Her öğretmen ayrı bir çiçektir benim için. Amaçları aynı olabilir. Bu ülkeye, yaşadıkları topluma yararlı olmaktan başka bir emelleri yoktur. Her öğretmen ayrı ayrı bir kitaptır. O kitapları okuduğunuzda hepsinden farklı ve özel bir anlam çıkarırsınız hayat hakkında. Ama çıkarılan anlamlar emin olun ki sizin faydanıza yöneliktir. Gelin görün ki bizleri çok üzen çiçeklerimizin yani öğretmenlerimizin solması.
Yaşadığımız coğrafyada, Anadolu’da hain terör örgütlerinin varlığı canımızı çok sıkıyor. Bize yol gösteren insanlar gözümüzün önünde bizden, bu hayattan koparılabiliyor. Yolumuz yarım kalmıyor ama, onlarsız bir tarafımız her zaman eksik, her zaman hüzün dolu.
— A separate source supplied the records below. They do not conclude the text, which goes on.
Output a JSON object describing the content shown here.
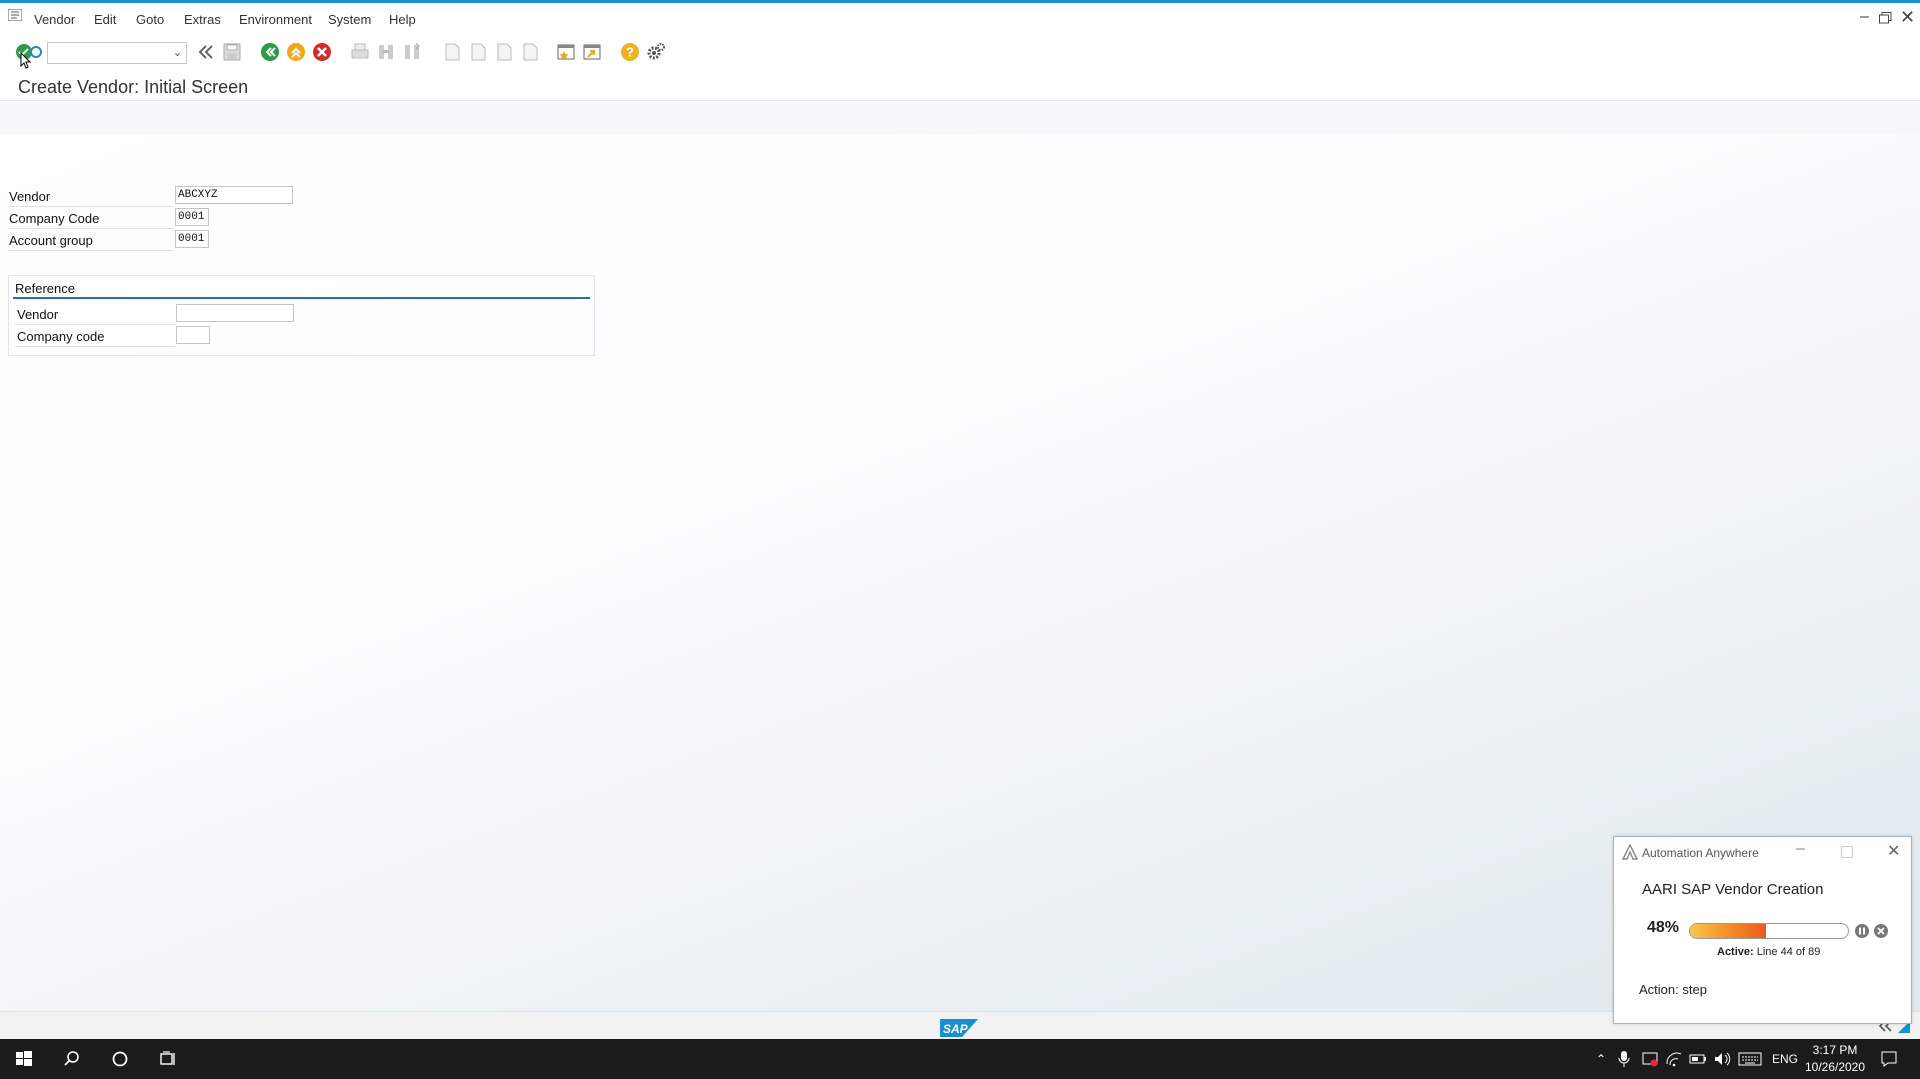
{
  "menu": [
    "Vendor",
    "Edit",
    "Goto",
    "Extras",
    "Environment",
    "System",
    "Help"
  ],
  "window_controls": [
    "minimize-icon",
    "restore-icon",
    "close-icon"
  ],
  "command_field": {
    "value": ""
  },
  "page_title": "Create Vendor:  Initial Screen",
  "form": {
    "vendor": {
      "label": "Vendor",
      "value": "ABCXYZ"
    },
    "company_code": {
      "label": "Company Code",
      "value": "0001"
    },
    "account_group": {
      "label": "Account group",
      "value": "0001"
    }
  },
  "reference": {
    "heading": "Reference",
    "vendor": {
      "label": "Vendor",
      "value": ""
    },
    "company_code": {
      "label": "Company code",
      "value": ""
    }
  },
  "status_bar": {
    "logo": "SAP"
  },
  "automation_widget": {
    "app_name": "Automation Anywhere",
    "bot_name": "AARI SAP Vendor Creation",
    "progress_percent_text": "48%",
    "progress": 0.48,
    "active_label": "Active:",
    "active_text": "Line 44 of 89",
    "action_text": "Action: step",
    "progress_colors": [
      "#f7c84a",
      "#ea5b1f"
    ]
  },
  "taskbar": {
    "language": "ENG",
    "time": "3:17 PM",
    "date": "10/26/2020"
  }
}
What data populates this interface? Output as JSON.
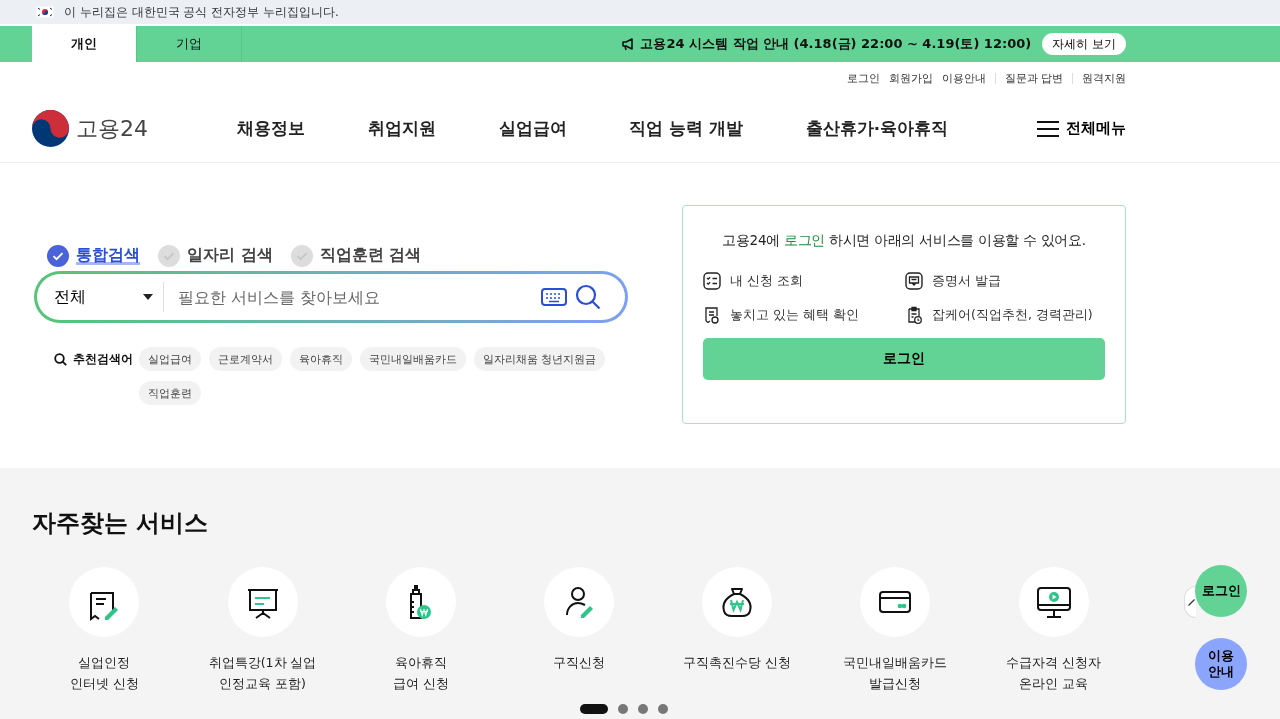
{
  "gov_banner": {
    "text": "이 누리집은 대한민국 공식 전자정부 누리집입니다."
  },
  "audience_tabs": [
    {
      "label": "개인",
      "selected": true
    },
    {
      "label": "기업",
      "selected": false
    }
  ],
  "notice": {
    "text": "고용24 시스템 작업 안내 (4.18(금) 22:00 ~ 4.19(토) 12:00)",
    "button": "자세히 보기"
  },
  "util_links": [
    "로그인",
    "회원가입",
    "이용안내",
    "질문과 답변",
    "원격지원"
  ],
  "header": {
    "logo": "고용24",
    "nav": [
      "채용정보",
      "취업지원",
      "실업급여",
      "직업 능력 개발",
      "출산휴가·육아휴직"
    ],
    "menu": "전체메뉴"
  },
  "search_types": [
    {
      "label": "통합검색",
      "selected": true
    },
    {
      "label": "일자리 검색",
      "selected": false
    },
    {
      "label": "직업훈련 검색",
      "selected": false
    }
  ],
  "search": {
    "category": "전체",
    "placeholder": "필요한 서비스를 찾아보세요"
  },
  "recommended": {
    "label": "추천검색어",
    "chips": [
      "실업급여",
      "근로계약서",
      "육아휴직",
      "국민내일배움카드",
      "일자리채움 청년지원금",
      "직업훈련"
    ]
  },
  "login_card": {
    "before": "고용24에",
    "link": "로그인",
    "after": "하시면 아래의 서비스를 이용할 수 있어요.",
    "services": [
      "내 신청 조회",
      "증명서 발급",
      "놓치고 있는 혜택 확인",
      "잡케어(직업추천, 경력관리)"
    ],
    "button": "로그인"
  },
  "frequent": {
    "title": "자주찾는 서비스",
    "items": [
      {
        "lines": [
          "실업인정",
          "인터넷 신청"
        ]
      },
      {
        "lines": [
          "취업특강(1차 실업",
          "인정교육 포함)"
        ]
      },
      {
        "lines": [
          "육아휴직",
          "급여 신청"
        ]
      },
      {
        "lines": [
          "구직신청"
        ]
      },
      {
        "lines": [
          "구직촉진수당 신청"
        ]
      },
      {
        "lines": [
          "국민내일배움카드",
          "발급신청"
        ]
      },
      {
        "lines": [
          "수급자격 신청자",
          "온라인 교육"
        ]
      }
    ],
    "pager": [
      {
        "selected": true
      },
      {
        "selected": false
      },
      {
        "selected": false
      },
      {
        "selected": false
      }
    ]
  },
  "floating": [
    {
      "kind": "login",
      "lines": [
        "로그인"
      ]
    },
    {
      "kind": "guide",
      "lines": [
        "이용",
        "안내"
      ]
    }
  ]
}
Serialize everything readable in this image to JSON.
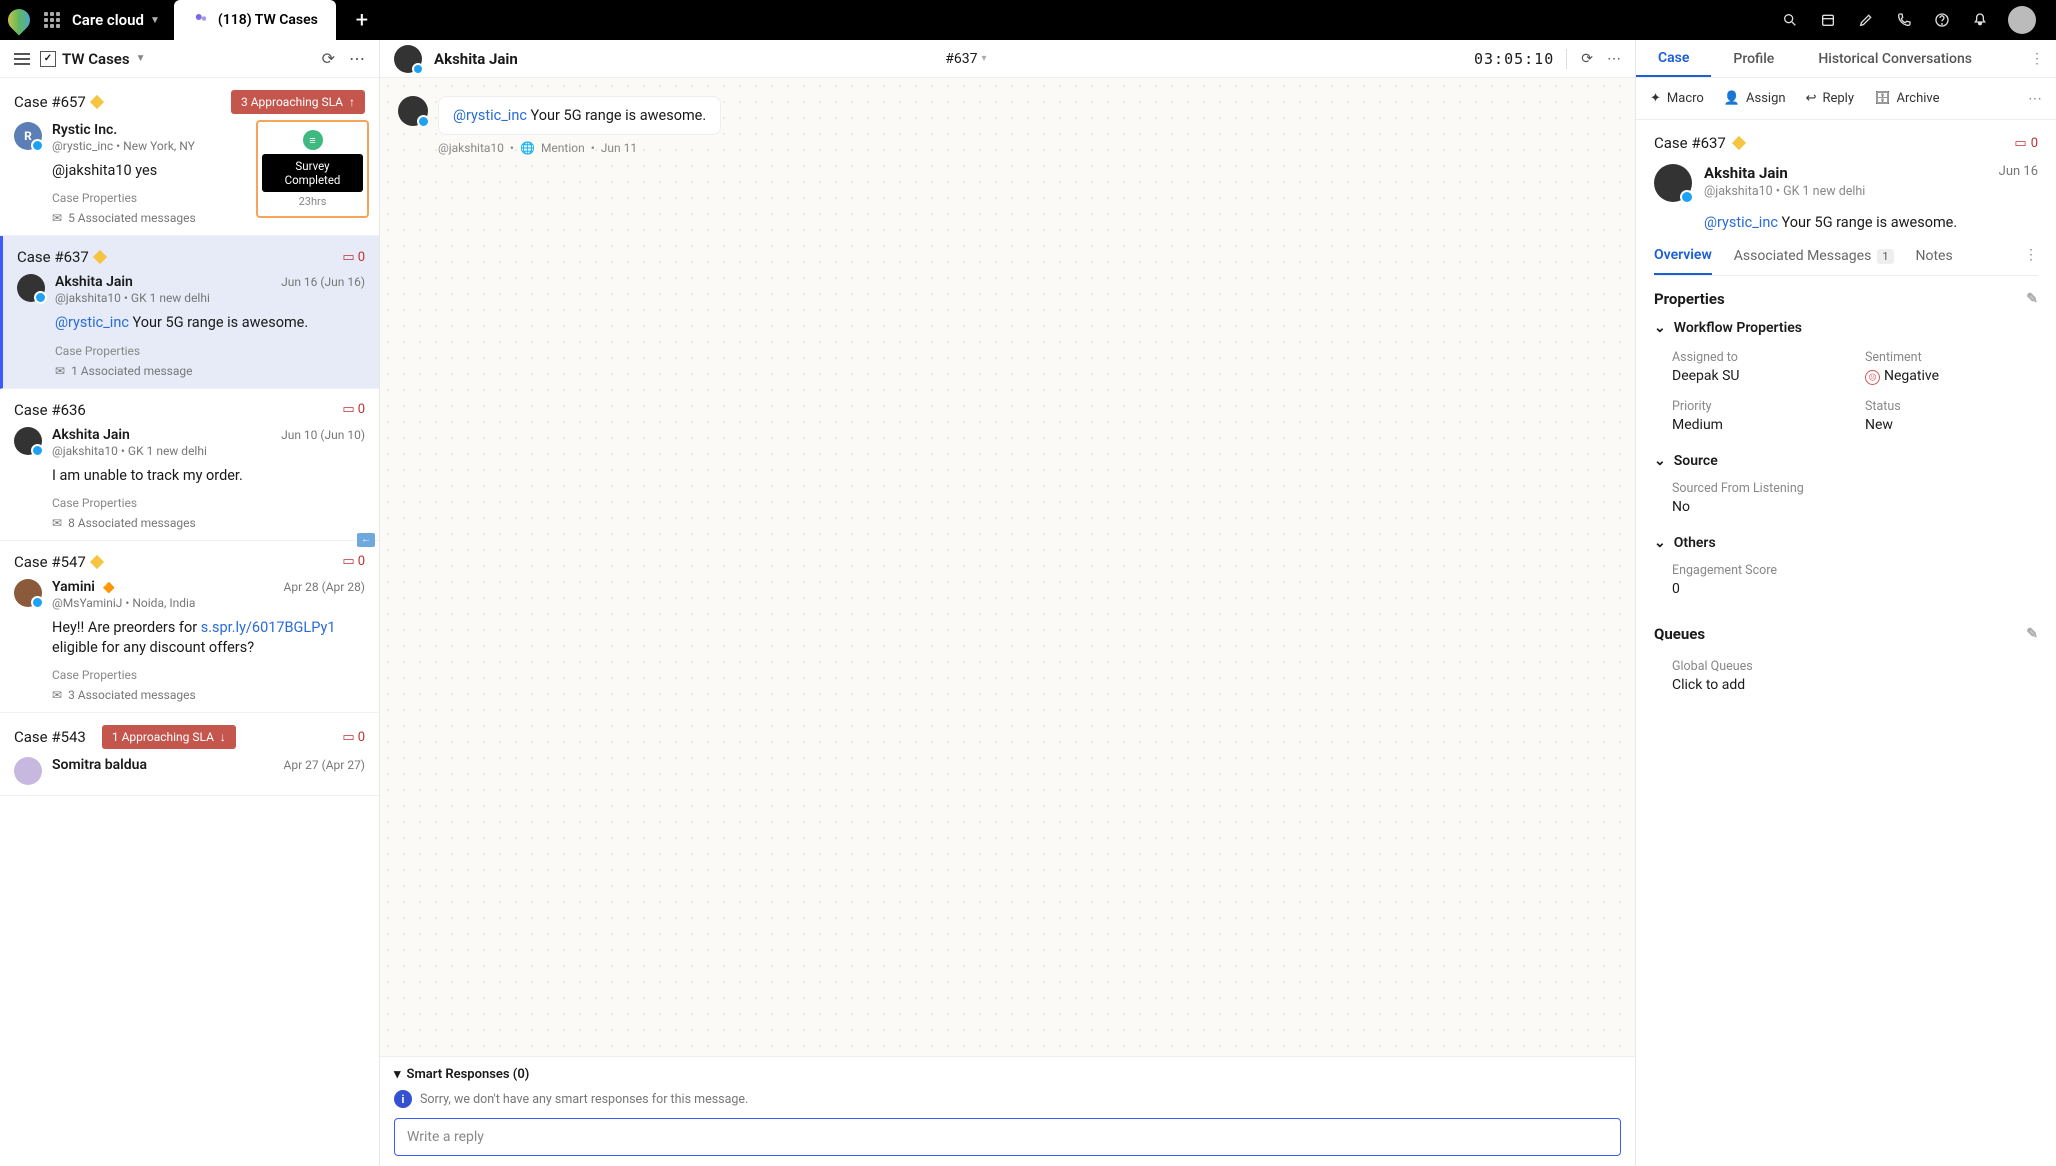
{
  "topbar": {
    "workspace": "Care cloud",
    "tab_title": "(118) TW Cases"
  },
  "list": {
    "title": "TW Cases"
  },
  "survey": {
    "tooltip": "Survey Completed",
    "time": "23hrs"
  },
  "cases": [
    {
      "id": "Case #657",
      "sla": "3 Approaching SLA",
      "user": "Rystic Inc.",
      "handle": "@rystic_inc  •  New York, NY",
      "msg_pre": "@jakshita10",
      "msg": " yes",
      "props": "Case Properties",
      "assoc": "5 Associated messages"
    },
    {
      "id": "Case #637",
      "count": "0",
      "user": "Akshita Jain",
      "dates": "Jun 16  (Jun 16)",
      "handle": "@jakshita10  •  GK 1 new delhi",
      "msg_mention": "@rystic_inc",
      "msg": " Your 5G range is awesome.",
      "props": "Case Properties",
      "assoc": "1 Associated message"
    },
    {
      "id": "Case #636",
      "count": "0",
      "user": "Akshita Jain",
      "dates": "Jun 10  (Jun 10)",
      "handle": "@jakshita10  •  GK 1 new delhi",
      "msg": "I am unable to track my order.",
      "props": "Case Properties",
      "assoc": "8 Associated messages"
    },
    {
      "id": "Case #547",
      "count": "0",
      "user": "Yamini",
      "dates": "Apr 28  (Apr 28)",
      "handle": "@MsYaminiJ  •  Noida, India",
      "msg_pre": "Hey!! Are preorders for ",
      "msg_link": "s.spr.ly/6017BGLPy1",
      "msg_post": " eligible for any discount offers?",
      "props": "Case Properties",
      "assoc": "3 Associated messages"
    },
    {
      "id": "Case #543",
      "sla": "1 Approaching SLA",
      "count": "0",
      "user": "Somitra baldua",
      "dates": "Apr 27  (Apr 27)"
    }
  ],
  "convo": {
    "name": "Akshita Jain",
    "case_id": "#637",
    "timer": "03:05:10",
    "msg_mention": "@rystic_inc",
    "msg": " Your 5G range is awesome.",
    "meta_handle": "@jakshita10",
    "meta_type": "Mention",
    "meta_date": "Jun 11",
    "smart_title": "Smart Responses (0)",
    "smart_msg": "Sorry, we don't have any smart responses for this message.",
    "reply_placeholder": "Write a reply"
  },
  "detail": {
    "tabs": {
      "case": "Case",
      "profile": "Profile",
      "historical": "Historical Conversations"
    },
    "actions": {
      "macro": "Macro",
      "assign": "Assign",
      "reply": "Reply",
      "archive": "Archive"
    },
    "case_id": "Case #637",
    "count": "0",
    "user": {
      "name": "Akshita Jain",
      "handle": "@jakshita10  •  GK 1 new delhi",
      "date": "Jun 16"
    },
    "msg_mention": "@rystic_inc",
    "msg": " Your 5G range is awesome.",
    "subtabs": {
      "overview": "Overview",
      "assoc": "Associated Messages",
      "assoc_count": "1",
      "notes": "Notes"
    },
    "section_properties": "Properties",
    "workflow_title": "Workflow Properties",
    "workflow": {
      "assigned_label": "Assigned to",
      "assigned": "Deepak SU",
      "sentiment_label": "Sentiment",
      "sentiment": "Negative",
      "priority_label": "Priority",
      "priority": "Medium",
      "status_label": "Status",
      "status": "New"
    },
    "source_title": "Source",
    "source": {
      "label": "Sourced From Listening",
      "value": "No"
    },
    "others_title": "Others",
    "others": {
      "label": "Engagement Score",
      "value": "0"
    },
    "queues_title": "Queues",
    "queues": {
      "label": "Global Queues",
      "value": "Click to add"
    }
  }
}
Bilmem tanır mısınız Necmettin Yılmaz’ı, Şenay Aybüke Yalçın’ı, Neşe Alten’i... Ve sayamadığım birçok isim. Bu isimlerin hepsi hain terör saldırılarına kurban giden biricik öğretmenlerimiz. Hepsinin amacı bir şeyler öğretmekti öğrencilerine. Eve gittiklerinde öğrencilerini düşünür onlara faydalı olabilmek için durmadan çalışırlardı. Gözlerindeki o ışıkları ile öğrencilerini, yavrularını aydınlatmak isterlerdi. Attıkları her adımın bir örnek teşkil edeceğini bildikleri için her zaman ayaklarını zemine sağlam basmışlardı. Bir elif gibi “dimdik” tabirini bu insanlar için gönül rahatlığıyla kullanabiliriz. Bilgisizliğe karşı açtıkları savaş, hain insanlar tarafından yarım bırakılmış, gönlümüze derin izler, yaralar bırakıp bizleri kendi varlıklarından yoksun bırakmış olabilirler. Ama emin olun ki bizleri izliyorlardır. Gururlu bakışlarla öğrencilerini o gittikleri yerden de izliyorlardır. Bunun bilincinde hareket etmek, Öğretmenlerimize yakışır bir şekilde hareket etmek de bize zor gelmesin. Onların ruhunu hoş tutmak için açtıkları yolu tamamlamak ve ışıklarına ulaşmak için durmadan bu uğurda çalışmamız gerekir.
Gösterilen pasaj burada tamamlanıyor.